Une appréhension en septembre 20136, c’est-à-dire au début de la campagne électorale[1], était que cette dernière fût marquée par une exacerbation du climat islamophobe qui s’était mis en place pendant l’été, à l’occasion du carnage de Nice et de l’assassinat du père de Saint-Etienne du Rouvray. Les circonstances ont voulu que le affaires Fillon et compagnie finissent par saturer l’ambiance politique et focaliser l’opinion sur la prétendue moralisation de la vie publique, dont on voit où elle mène avec la loi Bayrou, c’est-à-dire à bien peu de chose. Il n’y a pas en tout cas à se plaindre que l’orientation politique de la nouvelle équipe dirigeante ne soit pas, du moins pour l’instant, obsédée par l’Islam. Les déclarations d’Emmanuel Macron sur la colonisation ont même contribué à calmer le jeu. Cela durera-t-il ? Espérons-le.

En tout cas, la fin de cette longue séquence électorale est l’occasion de quelques remarques.

Dégagisme et besoins sociaux des classes populaires

D’abord, une confirmation, si elle était nécessaire. Les élections peuvent bien servir à éliminer, ou, comme l’introduisit le irḥal !, « dégage ! », des printemps arabes de Tunisie et d’Égypte, à la faire dégager. Mais elles sont la plupart du temps, pour mille raisons, inaptes à donner une équipe qui représente les besoins réels des populations.
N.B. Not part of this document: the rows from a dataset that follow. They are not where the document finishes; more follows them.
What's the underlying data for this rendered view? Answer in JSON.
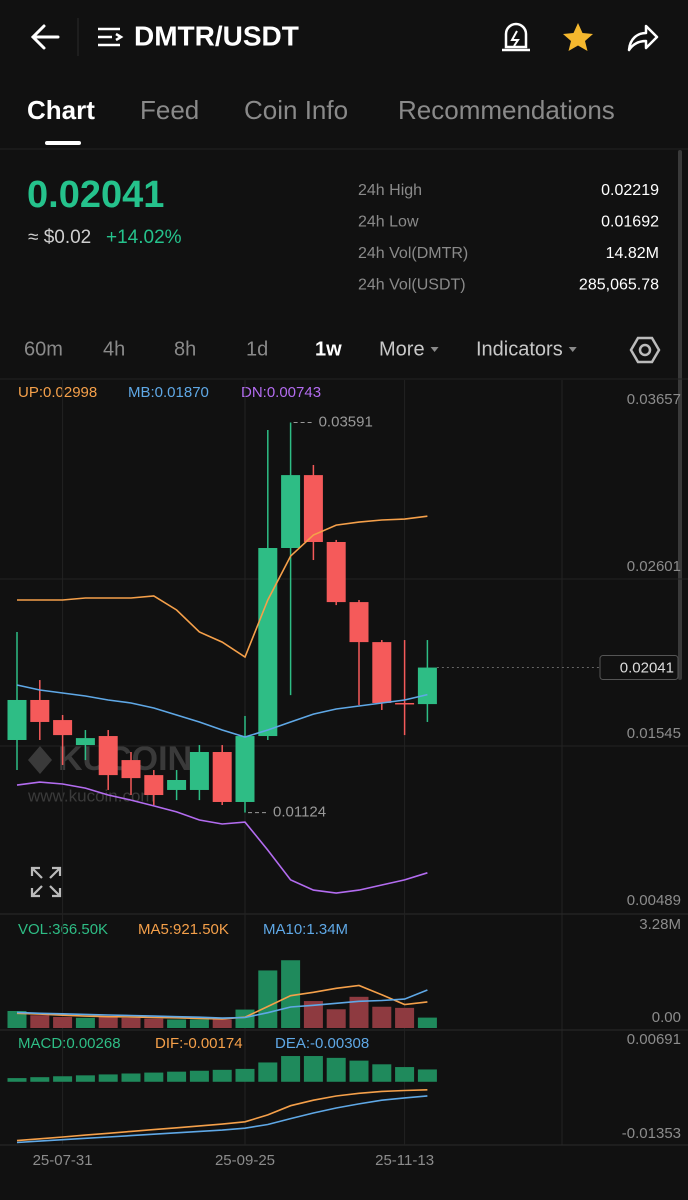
{
  "header": {
    "title": "DMTR/USDT"
  },
  "tabs": [
    "Chart",
    "Feed",
    "Coin Info",
    "Recommendations"
  ],
  "ticker": {
    "price": "0.02041",
    "usd": "≈ $0.02",
    "change": "+14.02%"
  },
  "stats": [
    {
      "label": "24h High",
      "value": "0.02219"
    },
    {
      "label": "24h Low",
      "value": "0.01692"
    },
    {
      "label": "24h Vol(DMTR)",
      "value": "14.82M"
    },
    {
      "label": "24h Vol(USDT)",
      "value": "285,065.78"
    }
  ],
  "intervals": [
    "60m",
    "4h",
    "8h",
    "1d",
    "1w",
    "More",
    "Indicators"
  ],
  "chart": {
    "legend": [
      "UP:0.02998",
      "MB:0.01870",
      "DN:0.00743"
    ],
    "categories": [
      null,
      null,
      "25-07-31",
      null,
      null,
      null,
      null,
      null,
      null,
      null,
      "25-09-25",
      null,
      null,
      null,
      null,
      null,
      null,
      "25-11-13",
      null
    ],
    "ylim": [
      0.00489,
      0.03657
    ],
    "yticks": [
      0.03657,
      0.02601,
      0.01545,
      0.00489
    ],
    "candles": {
      "open": [
        0.01583,
        0.01836,
        0.01709,
        0.01551,
        0.01608,
        0.01456,
        0.01361,
        0.01267,
        0.01267,
        0.01507,
        0.01191,
        0.01608,
        0.02797,
        0.03258,
        0.02835,
        0.02455,
        0.02202,
        0.01817,
        0.0181
      ],
      "high": [
        0.02266,
        0.01962,
        0.01741,
        0.01646,
        0.01646,
        0.01507,
        0.01393,
        0.01393,
        0.01551,
        0.01551,
        0.01735,
        0.03543,
        0.03591,
        0.03322,
        0.02848,
        0.02468,
        0.02215,
        0.02215,
        0.02215
      ],
      "low": [
        0.01393,
        0.01583,
        0.01425,
        0.01456,
        0.01267,
        0.01235,
        0.01172,
        0.01203,
        0.01203,
        0.01172,
        0.01124,
        0.01583,
        0.01867,
        0.02721,
        0.02436,
        0.01804,
        0.01773,
        0.01614,
        0.01697
      ],
      "close": [
        0.01836,
        0.01697,
        0.01614,
        0.01595,
        0.01361,
        0.01342,
        0.01235,
        0.0133,
        0.01507,
        0.01191,
        0.01608,
        0.02797,
        0.03258,
        0.02835,
        0.02455,
        0.02202,
        0.01817,
        0.0181,
        0.02041
      ]
    },
    "bands": [
      {
        "color": "#f5a04a",
        "values": [
          0.02468,
          0.02468,
          0.02468,
          0.02481,
          0.02481,
          0.02481,
          0.02494,
          0.02405,
          0.02266,
          0.02202,
          0.02108,
          0.02468,
          0.02746,
          0.02879,
          0.02942,
          0.02961,
          0.02974,
          0.0298,
          0.02998
        ]
      },
      {
        "color": "#5fa8e6",
        "values": [
          0.01931,
          0.01899,
          0.0188,
          0.01861,
          0.01836,
          0.01817,
          0.01785,
          0.01741,
          0.01697,
          0.01646,
          0.01602,
          0.01646,
          0.01697,
          0.01747,
          0.01779,
          0.01798,
          0.01817,
          0.01836,
          0.0187
        ]
      },
      {
        "color": "#b36cf0",
        "values": [
          0.01298,
          0.01317,
          0.01305,
          0.01279,
          0.01235,
          0.01203,
          0.01166,
          0.01128,
          0.01077,
          0.01052,
          0.01064,
          0.00887,
          0.00698,
          0.00634,
          0.00615,
          0.00634,
          0.00666,
          0.00698,
          0.00743
        ]
      }
    ],
    "volume": {
      "legend": [
        "VOL:366.50K",
        "MA5:921.50K",
        "MA10:1.34M"
      ],
      "ylim": [
        0,
        3280000
      ],
      "yticks": [
        {
          "value": 3280000,
          "label": "3.28M"
        },
        {
          "value": 0,
          "label": "0.00"
        }
      ],
      "values": [
        600000,
        450000,
        390000,
        360000,
        390000,
        360000,
        330000,
        300000,
        300000,
        300000,
        650000,
        2030000,
        2390000,
        950000,
        660000,
        1100000,
        750000,
        710000,
        366500
      ],
      "lines": [
        {
          "color": "#f5a04a",
          "values": [
            520000,
            490000,
            450000,
            420000,
            400000,
            390000,
            370000,
            360000,
            340000,
            320000,
            380000,
            760000,
            1140000,
            1260000,
            1400000,
            1500000,
            1170000,
            830000,
            921500
          ]
        },
        {
          "color": "#5fa8e6",
          "values": [
            550000,
            520000,
            500000,
            480000,
            460000,
            440000,
            420000,
            400000,
            380000,
            350000,
            370000,
            540000,
            740000,
            800000,
            870000,
            940000,
            970000,
            1020000,
            1340000
          ]
        }
      ]
    },
    "macd": {
      "legend": [
        "MACD:0.00268",
        "DIF:-0.00174",
        "DEA:-0.00308"
      ],
      "ylim": [
        -0.01353,
        0.00691
      ],
      "yticks": [
        0.00691,
        -0.01353
      ],
      "values": [
        0.0008,
        0.001,
        0.0012,
        0.0014,
        0.0016,
        0.0018,
        0.002,
        0.0022,
        0.0024,
        0.0026,
        0.0028,
        0.0042,
        0.0056,
        0.0056,
        0.0052,
        0.0046,
        0.0038,
        0.0032,
        0.00268
      ],
      "lines": [
        {
          "color": "#f5a04a",
          "values": [
            -0.0128,
            -0.0124,
            -0.012,
            -0.0116,
            -0.0112,
            -0.0108,
            -0.0104,
            -0.01,
            -0.0096,
            -0.0092,
            -0.0087,
            -0.0072,
            -0.0052,
            -0.004,
            -0.0031,
            -0.0025,
            -0.0021,
            -0.0019,
            -0.00174
          ]
        },
        {
          "color": "#5fa8e6",
          "values": [
            -0.0132,
            -0.0129,
            -0.0126,
            -0.0123,
            -0.012,
            -0.0117,
            -0.0114,
            -0.0111,
            -0.0108,
            -0.0105,
            -0.0101,
            -0.0093,
            -0.008,
            -0.0068,
            -0.0057,
            -0.0048,
            -0.004,
            -0.0035,
            -0.00308
          ]
        }
      ]
    }
  },
  "watermark": {
    "logo": "KUCOIN",
    "url": "www.kucoin.com"
  }
}
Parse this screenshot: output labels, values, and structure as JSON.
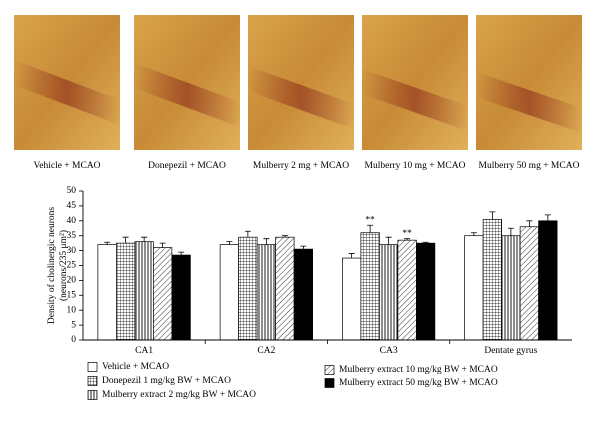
{
  "image_captions": [
    "Vehicle + MCAO",
    "Donepezil + MCAO",
    "Mulberry 2 mg + MCAO",
    "Mulberry 10 mg + MCAO",
    "Mulberry 50 mg + MCAO"
  ],
  "chart_data": {
    "type": "bar",
    "ylabel": [
      "Density of cholinergic neurons",
      "(neurons/235 μm²)"
    ],
    "categories": [
      "CA1",
      "CA2",
      "CA3",
      "Dentate gyrus"
    ],
    "series": [
      {
        "name": "Vehicle + MCAO",
        "color": "#ffffff",
        "pattern": "none",
        "values": [
          32,
          32,
          27.5,
          35
        ],
        "errors": [
          0.8,
          1,
          1.5,
          1
        ]
      },
      {
        "name": "Donepezil 1 mg/kg BW + MCAO",
        "color": "#ffffff",
        "pattern": "grid",
        "values": [
          32.5,
          34.5,
          36,
          40.5
        ],
        "errors": [
          2,
          2,
          2.5,
          2.5
        ]
      },
      {
        "name": "Mulberry extract 2 mg/kg BW + MCAO",
        "color": "#ffffff",
        "pattern": "vertical",
        "values": [
          33,
          32,
          32,
          35
        ],
        "errors": [
          1.5,
          2,
          2.5,
          2.5
        ]
      },
      {
        "name": "Mulberry extract 10 mg/kg BW + MCAO",
        "color": "#ffffff",
        "pattern": "diagonal",
        "values": [
          31,
          34.5,
          33.5,
          38
        ],
        "errors": [
          1.5,
          0.5,
          0.5,
          2
        ]
      },
      {
        "name": "Mulberry extract 50 mg/kg BW + MCAO",
        "color": "#000000",
        "pattern": "solid",
        "values": [
          28.5,
          30.5,
          32.5,
          40
        ],
        "errors": [
          1,
          1,
          0.3,
          2
        ]
      }
    ],
    "annotations": [
      {
        "text": "**",
        "category": "CA3",
        "series": "Donepezil 1 mg/kg BW + MCAO"
      },
      {
        "text": "**",
        "category": "CA3",
        "series": "Mulberry extract 10 mg/kg BW + MCAO"
      }
    ],
    "ylim": [
      0,
      50
    ],
    "yticks": [
      0,
      5,
      10,
      15,
      20,
      25,
      30,
      35,
      40,
      45,
      50
    ],
    "grid": false
  }
}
Regardes : 15 % des électeurs favorables à Emmanuel Macron finissent par lui donner une majorité de plus de 60 % de députés, sans parler de ceux qui, de l’UDI et de LR d’un côté, et du PS de l’autre, sont prêts à emboîter le pas du gouvernement pour faire passer l’« inversion de la hiérarchie des normes » dans le code du travail et l’entrée des dispositions de l’état d’urgence dans le droit commun. Ne parlons même pas de la composition sociale de cette auguste assemblée où les classes populaires son sous-représentées, mais dira-t-on, il y a quand même un ouvrier dans lhémicycle, ce qui ne s'était pas vu depuis longtemps ! Le piège électoral s’est refermé sur les classes populaires : la prétendue légitimité que revendiquent nos dirigeants pour faire passer ces deux paquets de lois scélérates servira d’anesthésiant à l’expression des besoins sociaux des travailleurs ‒ actifs, chômeurs ou retraités ‒ qui vont recevoir un grand coup derrière la nuque. Il se referme aussi sur tous les citoyens invités à accepter un tour de vis supplémentaire dans leurs libertés au nom de la « lutte contre le terrorisme ». Cela sera-t-il suffisant ? Souhaitons que non.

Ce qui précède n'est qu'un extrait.